Yes. These rulings represent the new “starting point” for negotiations on these issues, but this does not prevent the union (or the employer) from raising these issues in the course of negotiations. That will be a decision for the bargaining team to make. As with any issue raised at the table, if agreement is not reached on a new collective agreement, the union is able to strike and the employer is able to lock workers out.
We filed a human rights case about the pay of casual CSRs. Why were the Sunday premium and agency stores even discussed as part of this?
As part of the settlement, the two sides agreed to discuss the fiscal and operational challenges posed by the government’s back-door privatization of alcohol sales by allowing grocery stores to sell beer, wine and cider. The union agreed to look at the employer’s disclosures on these matters and to hear their arguments as part of the negotiations.
After reviewing the documents provided, the union took a firm position that the employer had not shown the need to eliminate Sunday premiums or the restriction on closing retail stores and replacing them with agency stores.
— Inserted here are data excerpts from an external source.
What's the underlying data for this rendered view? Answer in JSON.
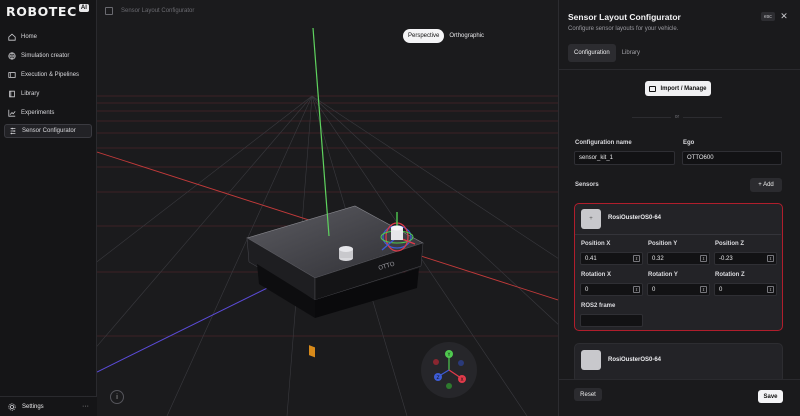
{
  "app": {
    "logo_text": "ROBOTEC",
    "logo_badge": "AI"
  },
  "sidebar": {
    "items": [
      {
        "label": "Home",
        "icon": "home-icon"
      },
      {
        "label": "Simulation creator",
        "icon": "globe-icon"
      },
      {
        "label": "Execution & Pipelines",
        "icon": "layers-icon"
      },
      {
        "label": "Library",
        "icon": "book-icon"
      },
      {
        "label": "Experiments",
        "icon": "chart-icon"
      },
      {
        "label": "Sensor Configurator",
        "icon": "",
        "active": true
      }
    ],
    "settings_label": "Settings",
    "settings_more": "···"
  },
  "viewport": {
    "title": "Sensor Layout Configurator",
    "view_modes": [
      "Perspective",
      "Orthographic"
    ],
    "active_view": "Perspective",
    "robot_label": "OTTO",
    "gizmo_axes": {
      "y": "Y",
      "x": "X",
      "z": "Z"
    },
    "info_label": "i",
    "colors": {
      "grid_red": "#c23a3a",
      "x_axis": "#e03a4a",
      "y_axis": "#4fc94f",
      "z_axis": "#3d5cd6"
    }
  },
  "panel": {
    "title": "Sensor Layout Configurator",
    "subtitle": "Configure sensor layouts for your vehicle.",
    "esc_label": "esc",
    "close_label": "✕",
    "tabs": [
      "Configuration",
      "Library"
    ],
    "active_tab": "Configuration",
    "import_label": "Import / Manage",
    "or_label": "or",
    "config_name_label": "Configuration name",
    "config_name_value": "sensor_kit_1",
    "ego_label": "Ego",
    "ego_value": "OTTO600",
    "sensors_label": "Sensors",
    "add_label": "+ Add",
    "sensors": [
      {
        "name": "RosiOusterOS0-64",
        "thumb": "+",
        "fields": {
          "pos_x": {
            "label": "Position X",
            "value": "0.41"
          },
          "pos_y": {
            "label": "Position Y",
            "value": "0.32"
          },
          "pos_z": {
            "label": "Position Z",
            "value": "-0.23"
          },
          "rot_x": {
            "label": "Rotation X",
            "value": "0"
          },
          "rot_y": {
            "label": "Rotation Y",
            "value": "0"
          },
          "rot_z": {
            "label": "Rotation Z",
            "value": "0"
          },
          "ros2_frame": {
            "label": "ROS2 frame",
            "value": ""
          }
        },
        "spin_glyph": "⇕"
      },
      {
        "name": "RosiOusterOS0-64",
        "thumb": ""
      }
    ],
    "reset_label": "Reset",
    "save_label": "Save",
    "accent_color": "#b01e2c"
  }
}
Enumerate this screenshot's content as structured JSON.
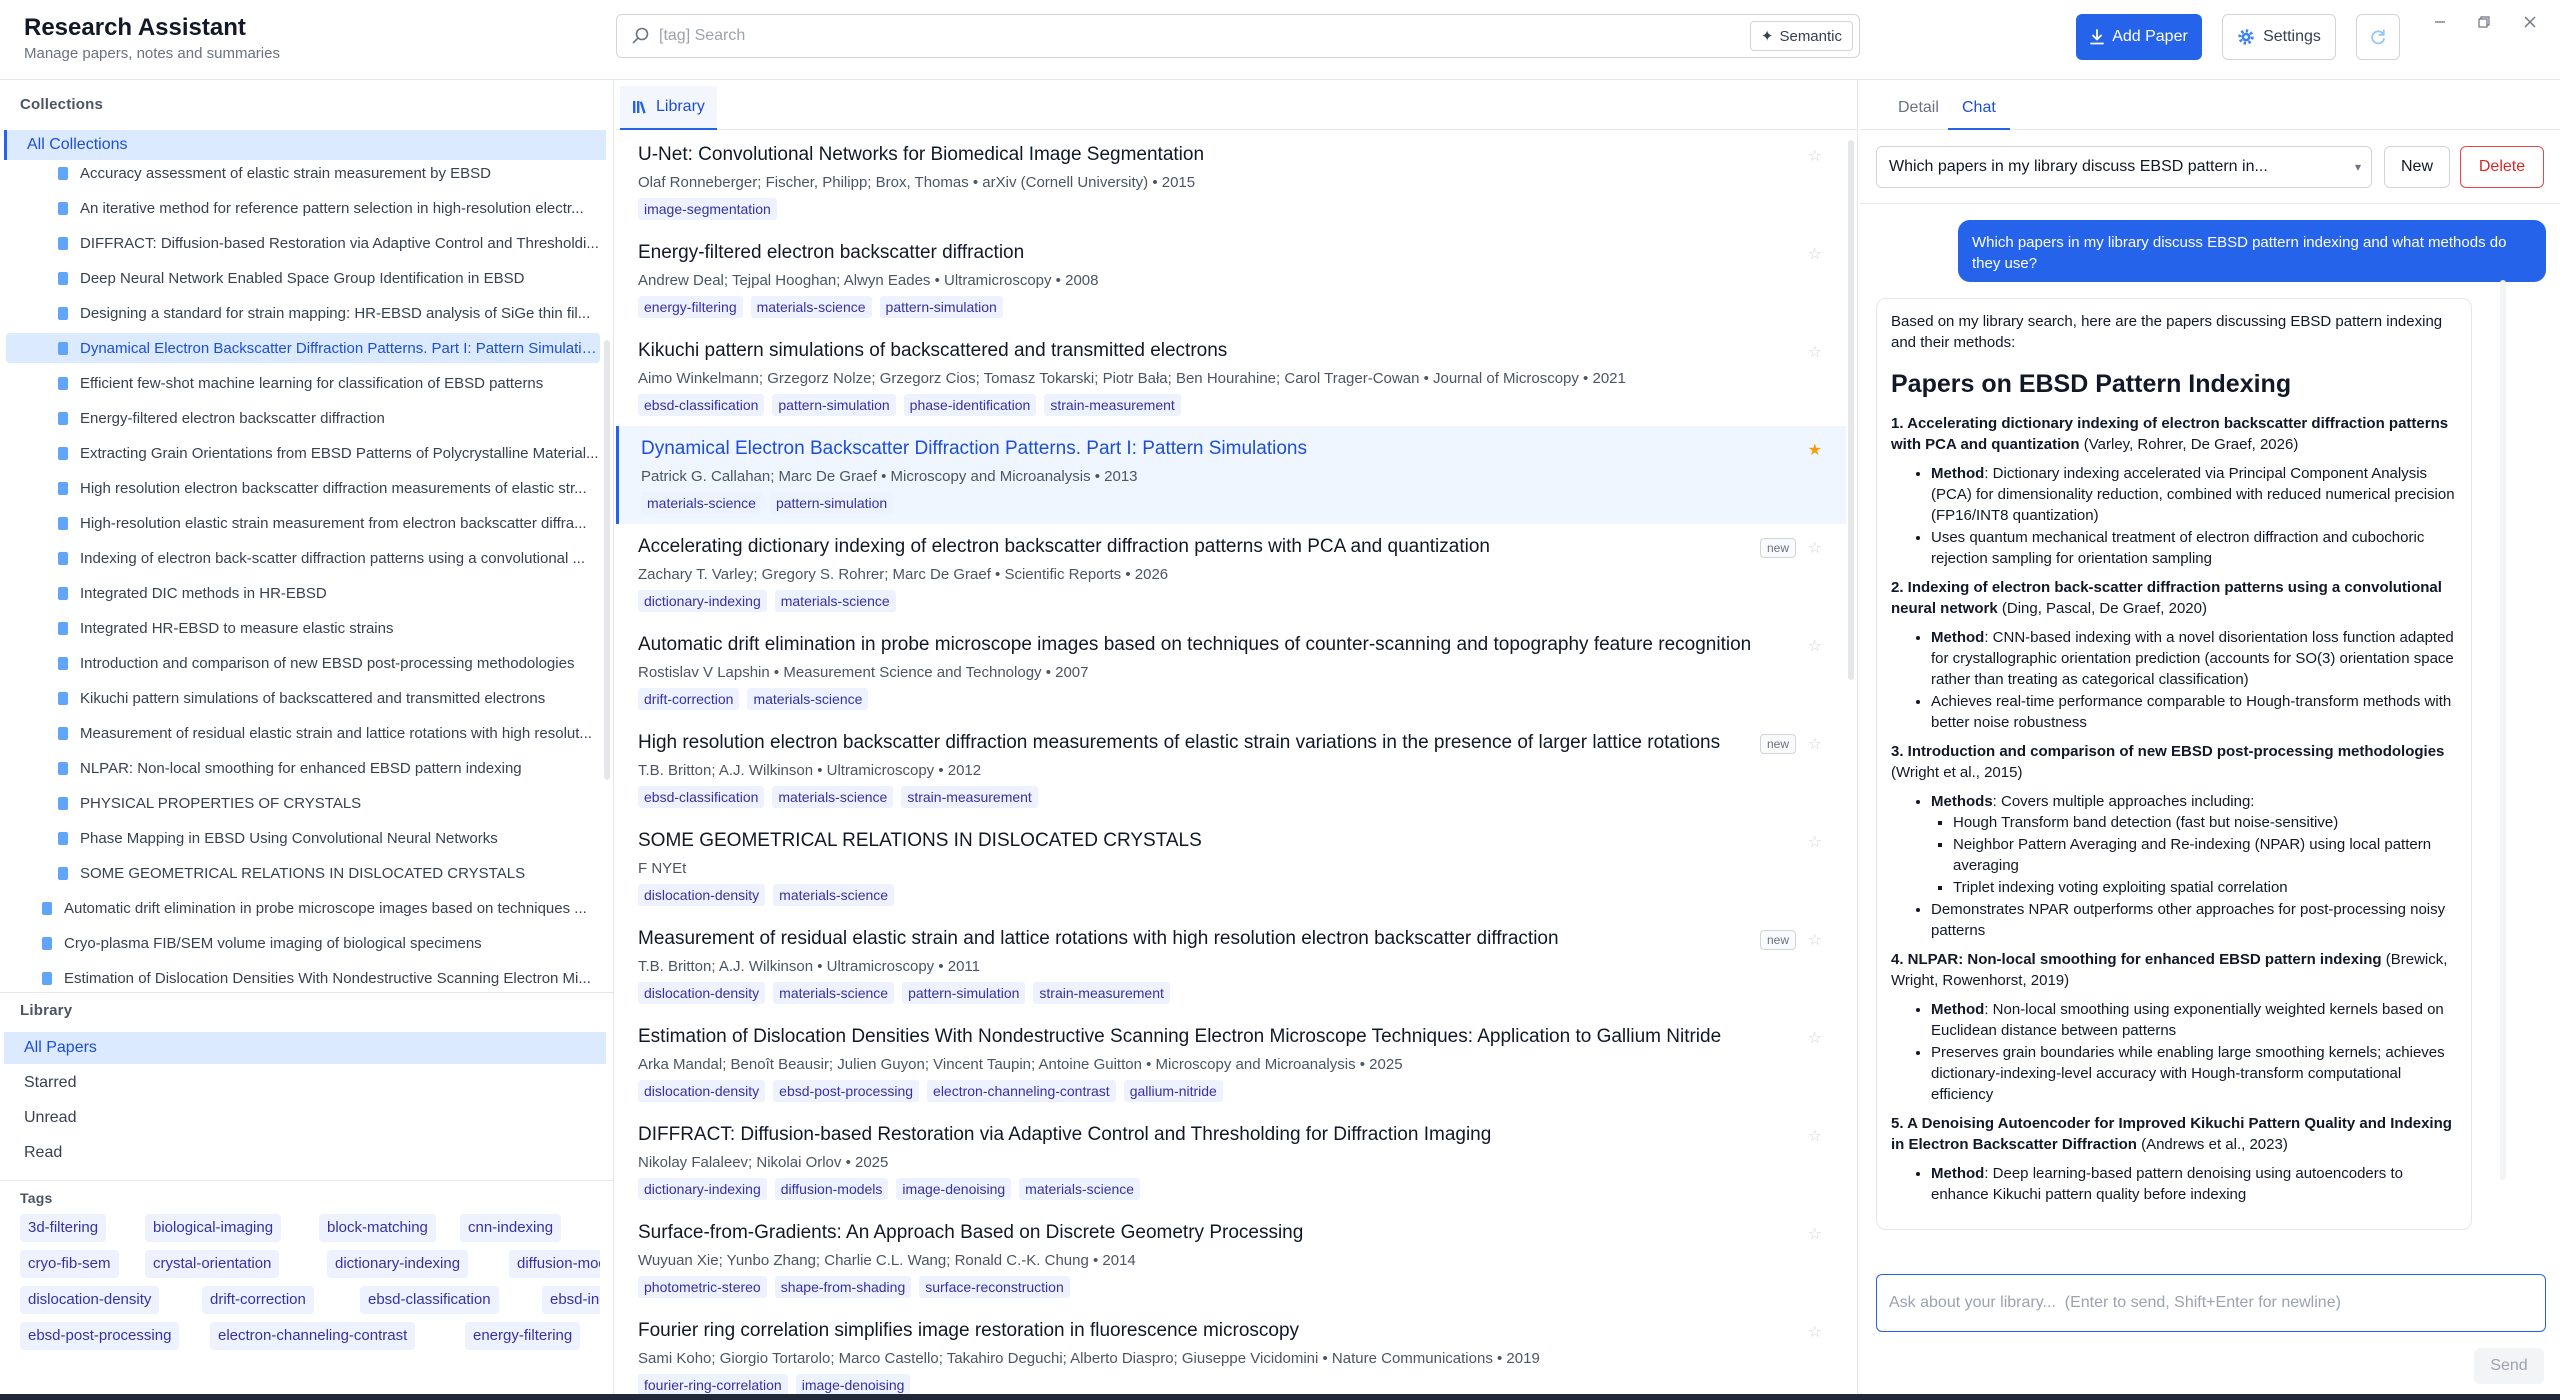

Unfortunately, the arbitrator accepted the employer’s arguments on Sunday premiums, though without making Sunday a regular work day. The arbitrator also ruled that the employer had the right to open new agency stores, but only at a rate of one new store for every existing agency store that is repatriated. As noted above, we are very concerned about the employer’s expressed intentions to look at closing stores, and will continue to fight to save the LCBO as an important source of revenue for the people of Ontario.